En se rendant jusqu’à Emmaüs (Luc 24 : 13-14), les deux disciples se placèrent en situation d’isolation sociale. Après le traumatisme de l’arrestation, de la torture, et de l’exécution de Jésus, ils quittèrent Jérusalem, et donc les autres disciples, et marchèrent loin de la ville. Ce faisant, ils n’obéirent pas aux instructions de Jésus qui avait demandé à tous de rester dans la ville en attendant son retour. Leur monde s’était effondré et ils décidèrent de partir sans se retourner, n’entendant pas, ainsi, les femmes qui témoignaient du retour de Jésus sur terre : ils étaient dans le déni.

En outre, on comprend de leur réponse agressive à la question de l’étranger (« Quels sont ces propos que vous échangez en marchant ? »), qu’ils étaient pleins de colère : « Es-tu le seul qui, tout en séjournant à Jérusalem, ne sache pas ce qui s’y est produit ces jours-ci ? ».

Accaparés par leurs préoccupations, leur isolation, ils ne reconnurent pas Jésus, et on comprend qu’ils commencèrent même à déprimer : « Nous espérions que ce serait lui qui apporterait la rédemption à Israël », dirent-ils avec regret et aussi, probablement, avec de la culpabilité de ne pas avoir cru les femmes.
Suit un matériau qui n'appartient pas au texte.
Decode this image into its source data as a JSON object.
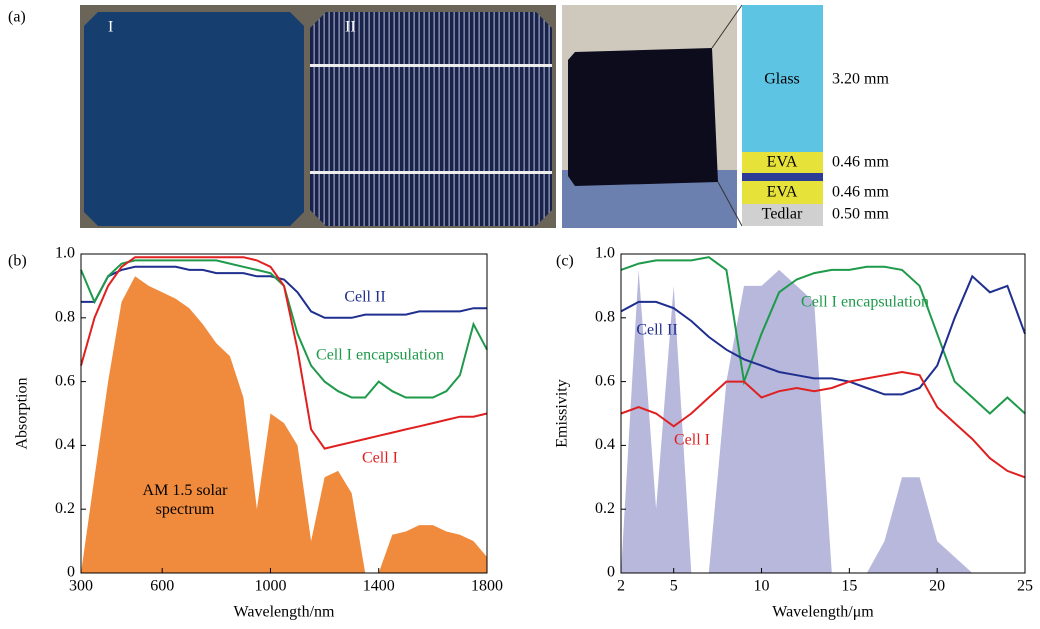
{
  "panel_a": {
    "label": "(a)",
    "cell_labels": [
      "I",
      "II"
    ],
    "layers": [
      {
        "name": "Glass",
        "thickness": "3.20 mm"
      },
      {
        "name": "EVA",
        "thickness": "0.46 mm"
      },
      {
        "name": "EVA",
        "thickness": "0.46 mm"
      },
      {
        "name": "Tedlar",
        "thickness": "0.50 mm"
      }
    ]
  },
  "chart_data": [
    {
      "type": "line",
      "label": "(b)",
      "xlabel": "Wavelength/nm",
      "ylabel": "Absorption",
      "xlim": [
        300,
        1800
      ],
      "xticks": [
        300,
        600,
        1000,
        1400,
        1800
      ],
      "ylim": [
        0,
        1
      ],
      "yticks": [
        0,
        0.2,
        0.4,
        0.6,
        0.8,
        {
          "value": 1,
          "label": "1.0"
        }
      ],
      "x": [
        300,
        350,
        400,
        450,
        500,
        550,
        600,
        650,
        700,
        750,
        800,
        850,
        900,
        950,
        1000,
        1050,
        1100,
        1150,
        1200,
        1250,
        1300,
        1350,
        1400,
        1450,
        1500,
        1550,
        1600,
        1650,
        1700,
        1750,
        1800
      ],
      "series": [
        {
          "name": "AM 1.5 solar spectrum",
          "color": "#f08a3c",
          "area": true,
          "values": [
            0,
            0.3,
            0.6,
            0.85,
            0.93,
            0.9,
            0.88,
            0.86,
            0.83,
            0.78,
            0.72,
            0.68,
            0.55,
            0.2,
            0.5,
            0.47,
            0.4,
            0.1,
            0.3,
            0.32,
            0.25,
            0,
            0,
            0.12,
            0.13,
            0.15,
            0.15,
            0.13,
            0.12,
            0.1,
            0.05
          ]
        },
        {
          "name": "Cell II",
          "color": "#1f2f8f",
          "values": [
            0.85,
            0.85,
            0.93,
            0.95,
            0.96,
            0.96,
            0.96,
            0.96,
            0.95,
            0.95,
            0.94,
            0.94,
            0.94,
            0.93,
            0.93,
            0.92,
            0.88,
            0.82,
            0.8,
            0.8,
            0.8,
            0.81,
            0.81,
            0.81,
            0.81,
            0.82,
            0.82,
            0.82,
            0.82,
            0.83,
            0.83
          ]
        },
        {
          "name": "Cell I encapsulation",
          "color": "#1e9a4a",
          "values": [
            0.95,
            0.85,
            0.93,
            0.97,
            0.98,
            0.98,
            0.98,
            0.98,
            0.98,
            0.98,
            0.98,
            0.97,
            0.96,
            0.95,
            0.94,
            0.9,
            0.75,
            0.65,
            0.6,
            0.57,
            0.55,
            0.55,
            0.6,
            0.57,
            0.55,
            0.55,
            0.55,
            0.57,
            0.62,
            0.78,
            0.7
          ]
        },
        {
          "name": "Cell I",
          "color": "#e02020",
          "values": [
            0.65,
            0.8,
            0.9,
            0.96,
            0.99,
            0.99,
            0.99,
            0.99,
            0.99,
            0.99,
            0.99,
            0.99,
            0.99,
            0.98,
            0.96,
            0.9,
            0.7,
            0.45,
            0.39,
            0.4,
            0.41,
            0.42,
            0.43,
            0.44,
            0.45,
            0.46,
            0.47,
            0.48,
            0.49,
            0.49,
            0.5
          ]
        }
      ]
    },
    {
      "type": "line",
      "label": "(c)",
      "xlabel": "Wavelength/μm",
      "ylabel": "Emissivity",
      "xlim": [
        2,
        25
      ],
      "xticks": [
        2,
        5,
        10,
        15,
        20,
        25
      ],
      "ylim": [
        0,
        1
      ],
      "yticks": [
        0,
        0.2,
        0.4,
        0.6,
        0.8,
        {
          "value": 1,
          "label": "1.0"
        }
      ],
      "x": [
        2,
        3,
        4,
        5,
        6,
        7,
        8,
        9,
        10,
        11,
        12,
        13,
        14,
        15,
        16,
        17,
        18,
        19,
        20,
        21,
        22,
        23,
        24,
        25
      ],
      "series": [
        {
          "color": "#b7b8dc",
          "area": true,
          "values": [
            0,
            0.95,
            0.2,
            0.9,
            0,
            0,
            0.6,
            0.9,
            0.9,
            0.95,
            0.9,
            0.85,
            0,
            0,
            0,
            0.1,
            0.3,
            0.3,
            0.1,
            0.05,
            0,
            0,
            0,
            0
          ]
        },
        {
          "name": "Cell I encapsulation",
          "color": "#1e9a4a",
          "values": [
            0.95,
            0.97,
            0.98,
            0.98,
            0.98,
            0.99,
            0.95,
            0.6,
            0.75,
            0.88,
            0.92,
            0.94,
            0.95,
            0.95,
            0.96,
            0.96,
            0.95,
            0.9,
            0.75,
            0.6,
            0.55,
            0.5,
            0.55,
            0.5
          ]
        },
        {
          "name": "Cell II",
          "color": "#1f2f8f",
          "values": [
            0.82,
            0.85,
            0.85,
            0.83,
            0.79,
            0.74,
            0.7,
            0.67,
            0.65,
            0.63,
            0.62,
            0.61,
            0.61,
            0.6,
            0.58,
            0.56,
            0.56,
            0.58,
            0.65,
            0.8,
            0.93,
            0.88,
            0.9,
            0.75
          ]
        },
        {
          "name": "Cell I",
          "color": "#e02020",
          "values": [
            0.5,
            0.52,
            0.5,
            0.46,
            0.5,
            0.55,
            0.6,
            0.6,
            0.55,
            0.57,
            0.58,
            0.57,
            0.58,
            0.6,
            0.61,
            0.62,
            0.63,
            0.62,
            0.52,
            0.47,
            0.42,
            0.36,
            0.32,
            0.3
          ]
        }
      ]
    }
  ]
}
Ce qui se passe ensuite doit nous aider à garder l’espoir dans ces moments traumatisants que nous sommes en train de traverser. En effet, la conversation qu’ils ont avec l’étranger leur ouvre une porte. Leur ouverture à cet étranger qui, généreux, partage avec eux ses pensées et ses convictions, fait toute la différence : leur cœur commence à « brûler » en eux ; ils commencent à voir les choses différemment. Ils cessent de s’isoler et invitent l’étranger à rester avec eux et à partager un repas. C’est alors qu’ils découvrent la réalité de la résurrection et que tout change pour eux.

De cette rencontre cruciale, au moment charnière de cette histoire (qui commence dans l’Évangile selon Luc 1 et se termine dans le Livre des Actes des Apôtres 28), les disciples nous apportent un certain nombre de réponses sur la manière dont les humains vivent les traumatismes et la douleur. Tout comme il est dit que la douleur passe par sept étapes, il est possible d’identifier – à partir du chemin vers Emmaüs de ces deux disciples – sept étapes de la guérison (des étapes que chacun traversera à sa façon en fonction de la situation) :

  • Prendre du temps pour soi, comme l’ont fait les disciples en se rendant à Emmaüs
  • Parler aux autres, comme les deux disciples l’ont fait en parlant à l’étranger qui les a accompagnés tout au long du chemin
  • Exprimer sa colère et ses reproches, comme les deux disciples qui défièrent d’abord l’étranger
  • Exprimer sa tristesse et sa douleur, comme les deux disciples qui ont fait part de leurs déceptions et de leur confusion à l’étranger
  • Écouter les autres, comme les deux disciples qui  ont accepté d’écouter l’étranger
  • Entendre ce que dit le Messie, qui donne un sens aux évènements qui se sont déroulés en se basant sur les Écritures, comme l’a fait Jésus avec les deux disciples  (versets 25 à 29)
  • Inviter le Messie à se joindre à nous, à notre table, pour rompre le pain, comme l’ont fait les disciples d’Emmaüs

Dans le cas des deux disciples, ce processus les a incités à retourner à Jérusalem, à se joindre à nouveau aux autres, et à porter la Bonne Nouvelle aux gens des nations. Si l’on applique cet épisode de la Bible à la situation que nous sommes en train de vivre, nous comprenons que cette pandémie – si, comme les disciples, nous écoutons et invitons ceux qui marchent avec nous – peut nous aider à guérir et à renouer avec notre foi.